In becoming one of the leading PR brands on the Gold Coast, Media Hunt has quietly expanded its presence throughout Australia’s eastern seaboard and into New Zealand as companies seek its guidance to navigate through the myriad of issues the industry faces.

The company has had six of Australia’s leading ‘rich listers’ on its client workbook in the past two years – companies that he says have ‘followed the money’ because of the opportunities south-east Queensland presents.

“These companies are not coming into Southeast Queensland without good reason,” Steve says. “They know that despite the current issues, the future of the region is bright and they are strategically positioning themselves for what I believe will be a golden decade in the lead-up to the Olympics in 2032.”

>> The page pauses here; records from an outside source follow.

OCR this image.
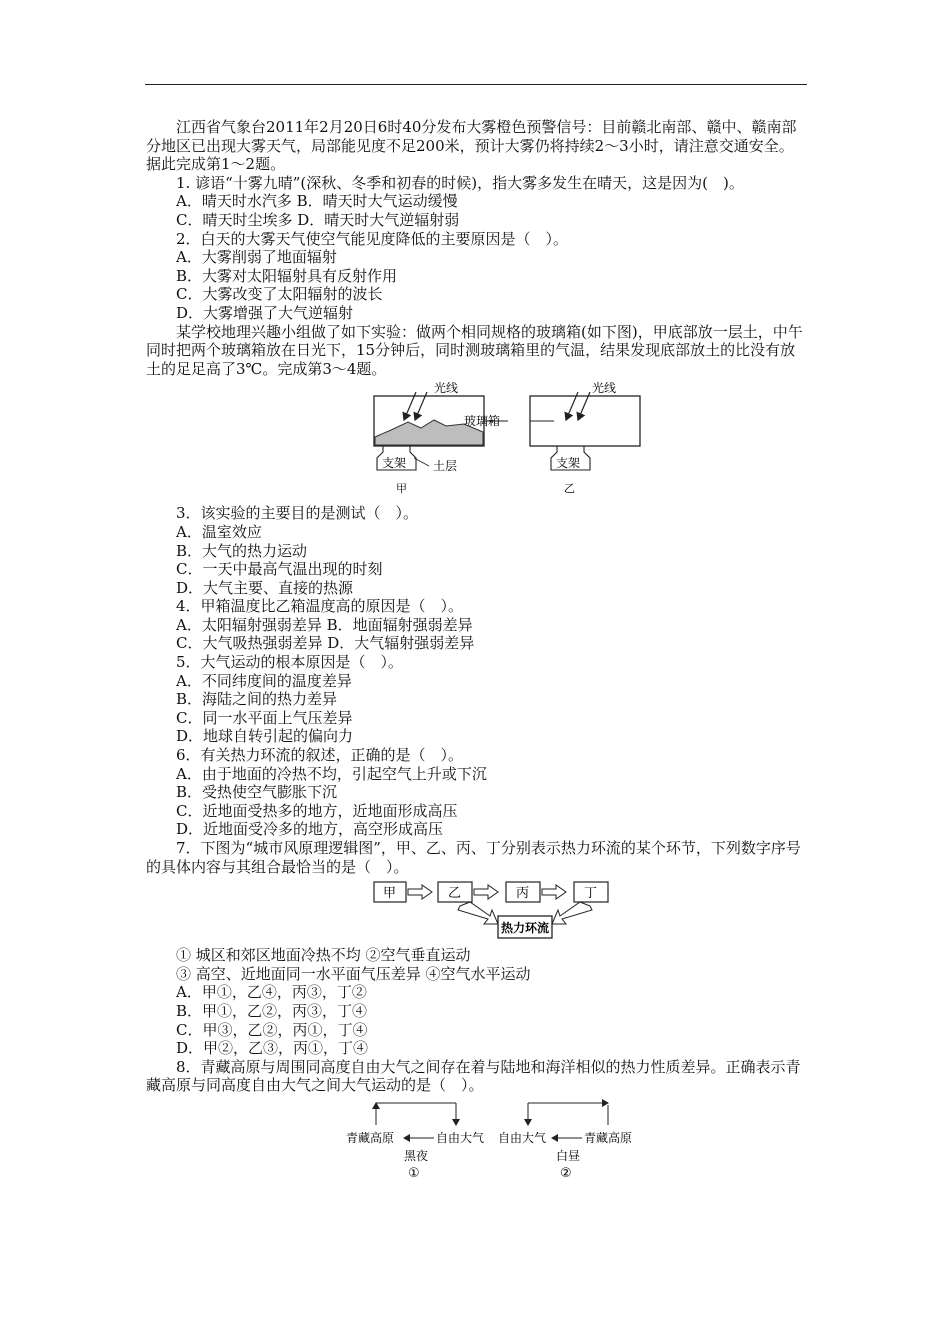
江西省气象台2011年2月20日6时40分发布大雾橙色预警信号：目前赣北南部、赣中、赣南部分地区已出现大雾天气，局部能见度不足200米，预计大雾仍将持续2～3小时，请注意交通安全。据此完成第1～2题。

1. 谚语“十雾九晴”(深秋、冬季和初春的时候)，指大雾多发生在晴天，这是因为(　)。

A．晴天时水汽多 B．晴天时大气运动缓慢

C．晴天时尘埃多 D．晴天时大气逆辐射弱

2．白天的大雾天气使空气能见度降低的主要原因是（　）。

A．大雾削弱了地面辐射

B．大雾对太阳辐射具有反射作用

C．大雾改变了太阳辐射的波长

D．大雾增强了大气逆辐射

某学校地理兴趣小组做了如下实验：做两个相同规格的玻璃箱(如下图)，甲底部放一层土，中午同时把两个玻璃箱放在日光下，15分钟后，同时测玻璃箱里的气温，结果发现底部放土的比没有放土的足足高了3℃。完成第3～4题。

光线
支架 土层
甲
玻璃箱
光线
支架
乙

3．该实验的主要目的是测试（　）。

A．温室效应

B．大气的热力运动

C．一天中最高气温出现的时刻

D．大气主要、直接的热源

4．甲箱温度比乙箱温度高的原因是（　）。

A．太阳辐射强弱差异 B．地面辐射强弱差异

C．大气吸热强弱差异 D．大气辐射强弱差异

5．大气运动的根本原因是（　）。

A．不同纬度间的温度差异

B．海陆之间的热力差异

C．同一水平面上气压差异

D．地球自转引起的偏向力

6．有关热力环流的叙述，正确的是（　）。

A．由于地面的冷热不均，引起空气上升或下沉

B．受热使空气膨胀下沉

C．近地面受热多的地方，近地面形成高压

D．近地面受冷多的地方，高空形成高压

7．下图为“城市风原理逻辑图”，甲、乙、丙、丁分别表示热力环流的某个环节，下列数字序号的具体内容与其组合最恰当的是（　）。

甲	乙	丙	丁
热力环流

① 城区和郊区地面冷热不均 ②空气垂直运动

③ 高空、近地面同一水平面气压差异 ④空气水平运动

A．甲①，乙④，丙③，丁②

B．甲①，乙②，丙③，丁④

C．甲③，乙②，丙①，丁④

D．甲②，乙③，丙①，丁④

8．青藏高原与周围同高度自由大气之间存在着与陆地和海洋相似的热力性质差异。正确表示青藏高原与同高度自由大气之间大气运动的是（　）。

青藏高原	自由大气
黑夜
①
自由大气	青藏高原
白昼
②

Media Hunt launched more than $20 billion in projects throughout 2021. Last month, it launched a $350 million resort and marina precinct in the Whitsundays, securing almost $2 million in media coverage across the nation.

Media Hunt’s clients include Iris Capital, a private national company with a market capitalisation of $5 billion which recently launched the $800 million V & A apartments at Broadbeach; Beckdev, headed by rich lister Max Beck; KTQ Group, the owners of the Elements of Byron resort and creators of the $400 million Kirra Beach Hotel redevelopment; and Hirsch and Faigen, a billion-dollar company headed by Eddie Hirsch which has three major projects on the Gold Coast.

“We’ve branched into Sydney, Melbourne and New Zealand because businesses interstate are seeing what we’re doing in our own patch and want that replicated,” Steve says. “Just by virtue of where we are located on the Gold Coast, we have very strong connections with national and international media – many of whom reach out to us as a source of news content.

“We’re now talking to potential partners across the country and New Zealand on how we can implement the successful model we have developed here. We’ve been in talks with larger agencies and potential partners that want to increase their exposure in south-east Queensland because of the incredible growth opportunities here, while at the same time we look to increase our operating capacity and service delivery interstate and in NZ, where incredible opportunities have emerged.

“It’s a very exciting time for a small, family-owned business that started in Burleigh Heads 17 years ago, which now has a national reputation, reach and client base and is expanding and growing.”